Outro ponto importante que interfere no passeio é a falta de placas ou de cordões de isolamento no Parque Serra Geral. Não é possível saber qual a distância da íngreme trilha que dá acesso ao Cânion Fortaleza nem qual o limite de passos que o visitante pode dar na borda das rochas. Não há sequer cordão que delimite os paredões. É justamente por conta de tantos déficits que o público identifica benefícios na concessão à iniciativa privada. No término do passeio ao Itaimbezinho, o casal carioca Ricardo e Francis Cruz enumerava elogios às paisagens, mas era enfático ao dizer que melhorias podem alavancar a visitação.
— Isto tudo está escondido da maior parte dos brasileiros. É muito mais bonito do que o Grand Canyon (no Estado do Arizona, nos Estados Unidos) porque lá é somente uma paisagem que você vê. Aqui não, tem diversos atrativos. A diferença é que não tem estrutura e, por isso, ninguém divulga. É inadmissível que algo tão bonito esteja escondido do resto do país—defende Ricardo.
Alezir da Silva Vieira, guia turístico, é quem conduzia o casal de Niterói. Ele admite que a concessão divide opiniões de profissionais que sobrevivem do turismo da região — isto porque o processo de visitação nos parques deve mudar com a gerência da iniciativa privada. No entanto, ele está otimista com as mudanças:
— Há uma divisão muito grande do nosso setor porque temos medo de não poder mais atuar. São 36 grandes cânions que poderão ser explorados na região inteira, e o cálculo é simples: quanto mais gente visitando Cambará, mais interessados em conhecer esses outros cânions.
Preservação é um ponto importante para visitantes
O equilíbrio entre sustentabilidade financeira e preservação da natureza preocupa alguns visitantes e profissionais que sobrevivem do turismo. Ainda que com estrutura precária, é possível observar não só a formação geológica que resulta nos paredões de pedra: o passeio rende a apreciação de animais exóticos. O parque é morada de papagaio-de-peito-roxo, jaguatirica, guaxinim e leão-baio.

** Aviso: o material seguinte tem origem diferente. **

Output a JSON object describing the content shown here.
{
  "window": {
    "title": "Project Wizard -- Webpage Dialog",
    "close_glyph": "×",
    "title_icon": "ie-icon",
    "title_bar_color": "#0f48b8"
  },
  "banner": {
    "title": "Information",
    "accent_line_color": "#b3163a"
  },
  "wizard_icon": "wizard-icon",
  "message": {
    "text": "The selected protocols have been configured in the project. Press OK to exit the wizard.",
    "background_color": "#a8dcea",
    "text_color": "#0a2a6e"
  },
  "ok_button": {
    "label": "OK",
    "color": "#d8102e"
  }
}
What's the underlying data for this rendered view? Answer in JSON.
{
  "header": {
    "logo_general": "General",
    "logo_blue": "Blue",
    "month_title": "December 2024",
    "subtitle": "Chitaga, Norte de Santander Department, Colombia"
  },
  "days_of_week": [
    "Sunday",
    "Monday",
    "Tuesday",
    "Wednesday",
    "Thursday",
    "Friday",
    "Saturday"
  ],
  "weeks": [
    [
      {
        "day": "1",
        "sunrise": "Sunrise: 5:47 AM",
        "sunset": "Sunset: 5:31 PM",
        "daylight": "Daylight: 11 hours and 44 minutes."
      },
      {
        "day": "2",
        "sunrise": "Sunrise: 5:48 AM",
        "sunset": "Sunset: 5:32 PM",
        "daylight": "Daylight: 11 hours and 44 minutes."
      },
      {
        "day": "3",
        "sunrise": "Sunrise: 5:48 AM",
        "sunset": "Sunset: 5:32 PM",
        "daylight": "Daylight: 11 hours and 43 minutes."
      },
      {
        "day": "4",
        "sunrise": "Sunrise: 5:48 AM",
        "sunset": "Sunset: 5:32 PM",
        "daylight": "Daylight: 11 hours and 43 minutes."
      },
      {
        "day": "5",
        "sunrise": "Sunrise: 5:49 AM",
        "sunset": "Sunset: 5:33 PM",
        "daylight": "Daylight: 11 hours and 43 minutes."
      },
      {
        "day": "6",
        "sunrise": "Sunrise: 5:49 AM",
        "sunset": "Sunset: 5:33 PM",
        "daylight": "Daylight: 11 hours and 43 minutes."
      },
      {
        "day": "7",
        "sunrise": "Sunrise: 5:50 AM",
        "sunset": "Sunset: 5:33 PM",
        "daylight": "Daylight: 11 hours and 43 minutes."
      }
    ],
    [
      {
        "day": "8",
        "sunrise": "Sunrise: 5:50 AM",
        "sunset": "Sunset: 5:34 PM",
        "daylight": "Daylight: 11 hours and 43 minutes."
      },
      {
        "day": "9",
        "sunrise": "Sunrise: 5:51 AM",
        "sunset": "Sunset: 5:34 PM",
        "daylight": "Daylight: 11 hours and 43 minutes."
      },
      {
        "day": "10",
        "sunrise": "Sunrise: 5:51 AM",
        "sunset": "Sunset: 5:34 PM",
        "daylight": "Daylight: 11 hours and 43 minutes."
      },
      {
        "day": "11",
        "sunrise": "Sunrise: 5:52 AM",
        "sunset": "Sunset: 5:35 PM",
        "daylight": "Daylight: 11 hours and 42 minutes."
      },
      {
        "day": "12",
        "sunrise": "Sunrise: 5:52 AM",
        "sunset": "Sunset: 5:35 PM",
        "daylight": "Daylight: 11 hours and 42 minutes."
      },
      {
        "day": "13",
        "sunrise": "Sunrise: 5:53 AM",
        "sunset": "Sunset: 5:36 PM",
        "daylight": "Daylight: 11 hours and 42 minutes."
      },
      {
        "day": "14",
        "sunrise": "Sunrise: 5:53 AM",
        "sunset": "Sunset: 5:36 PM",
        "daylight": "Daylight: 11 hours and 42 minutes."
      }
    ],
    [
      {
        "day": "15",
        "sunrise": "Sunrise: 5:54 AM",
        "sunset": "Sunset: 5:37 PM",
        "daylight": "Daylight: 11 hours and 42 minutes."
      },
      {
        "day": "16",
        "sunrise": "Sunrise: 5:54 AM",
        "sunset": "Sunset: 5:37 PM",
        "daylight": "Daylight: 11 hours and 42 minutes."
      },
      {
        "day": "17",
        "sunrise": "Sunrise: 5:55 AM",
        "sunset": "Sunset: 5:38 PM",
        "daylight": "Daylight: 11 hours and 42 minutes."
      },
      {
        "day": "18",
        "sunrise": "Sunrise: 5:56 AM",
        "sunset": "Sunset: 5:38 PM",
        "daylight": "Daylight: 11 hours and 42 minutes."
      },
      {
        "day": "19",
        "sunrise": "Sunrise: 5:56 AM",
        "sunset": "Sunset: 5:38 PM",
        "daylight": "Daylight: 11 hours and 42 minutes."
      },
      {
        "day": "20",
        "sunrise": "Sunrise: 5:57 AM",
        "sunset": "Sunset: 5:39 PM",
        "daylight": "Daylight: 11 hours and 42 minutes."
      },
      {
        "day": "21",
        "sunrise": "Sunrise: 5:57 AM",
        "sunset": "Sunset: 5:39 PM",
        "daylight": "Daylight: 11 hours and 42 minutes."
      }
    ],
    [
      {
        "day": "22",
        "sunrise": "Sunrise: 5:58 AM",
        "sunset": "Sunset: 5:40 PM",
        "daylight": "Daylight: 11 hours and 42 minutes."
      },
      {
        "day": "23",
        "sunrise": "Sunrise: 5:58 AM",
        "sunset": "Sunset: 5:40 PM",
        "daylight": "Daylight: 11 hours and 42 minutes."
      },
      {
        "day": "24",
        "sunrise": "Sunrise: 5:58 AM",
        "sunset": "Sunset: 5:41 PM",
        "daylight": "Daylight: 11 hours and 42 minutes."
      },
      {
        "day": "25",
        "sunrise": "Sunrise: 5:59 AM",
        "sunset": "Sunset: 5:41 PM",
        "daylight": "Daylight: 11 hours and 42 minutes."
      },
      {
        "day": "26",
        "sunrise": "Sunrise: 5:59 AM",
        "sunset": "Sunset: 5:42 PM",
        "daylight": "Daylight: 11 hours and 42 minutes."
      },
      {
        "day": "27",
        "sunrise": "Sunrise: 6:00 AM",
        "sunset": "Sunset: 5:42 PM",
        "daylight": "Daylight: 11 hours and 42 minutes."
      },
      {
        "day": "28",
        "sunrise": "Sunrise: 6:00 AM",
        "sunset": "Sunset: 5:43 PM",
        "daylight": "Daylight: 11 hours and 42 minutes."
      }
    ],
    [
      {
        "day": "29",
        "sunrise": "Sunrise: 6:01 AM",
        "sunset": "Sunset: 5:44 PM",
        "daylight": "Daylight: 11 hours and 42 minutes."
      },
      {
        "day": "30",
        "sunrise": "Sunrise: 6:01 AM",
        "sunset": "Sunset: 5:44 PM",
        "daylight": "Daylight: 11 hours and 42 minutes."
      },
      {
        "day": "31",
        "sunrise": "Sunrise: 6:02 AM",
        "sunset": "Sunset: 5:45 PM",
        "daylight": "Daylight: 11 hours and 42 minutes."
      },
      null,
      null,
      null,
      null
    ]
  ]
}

— Não acho que o fato de ter um banheiro mais simples ou falta de lanches para venda sejam problemas tão grandes assim. Os meus alunos puderam ir ao banheiro aqui e vieram com lanches na mochila, sem precisar comprar. Somos seres urbanos que se adaptam. Se o poder público quisesse, as melhorias poderiam já ter sido feitas sem grandes investimentos. Na concessão, você acaba restringindo o acesso ao cobrar ingresso — defende o professor de geografia Felipe Costa, que levava uma turma de 32 alunos do Ensino Médio, de Porto Alegre, para visitação.
Retornando da caminhada após 1h45min de trilha, acompanhada da mãe, a carioca Carla Marin ficou surpresa com o anúncio de concessão dos parques de Cambará. E foi enfática: é preciso interferir o mínimo possível na estrutura ambiental.
— Achei tudo muito cênico, visual incrível. Podia ter uma estrutura bacana, sim, mas é preciso lucrar de uma forma sustentável. A privatização não resolve o problema, ela privatiza o benefício e exclui muito. Você até tem o retorno de uma estrutura melhor, mas exclui muito o acesso à população. Sem falar que, não necessariamente, vai ter uma consciência sustentável. E exemplos disso não faltam — atenta.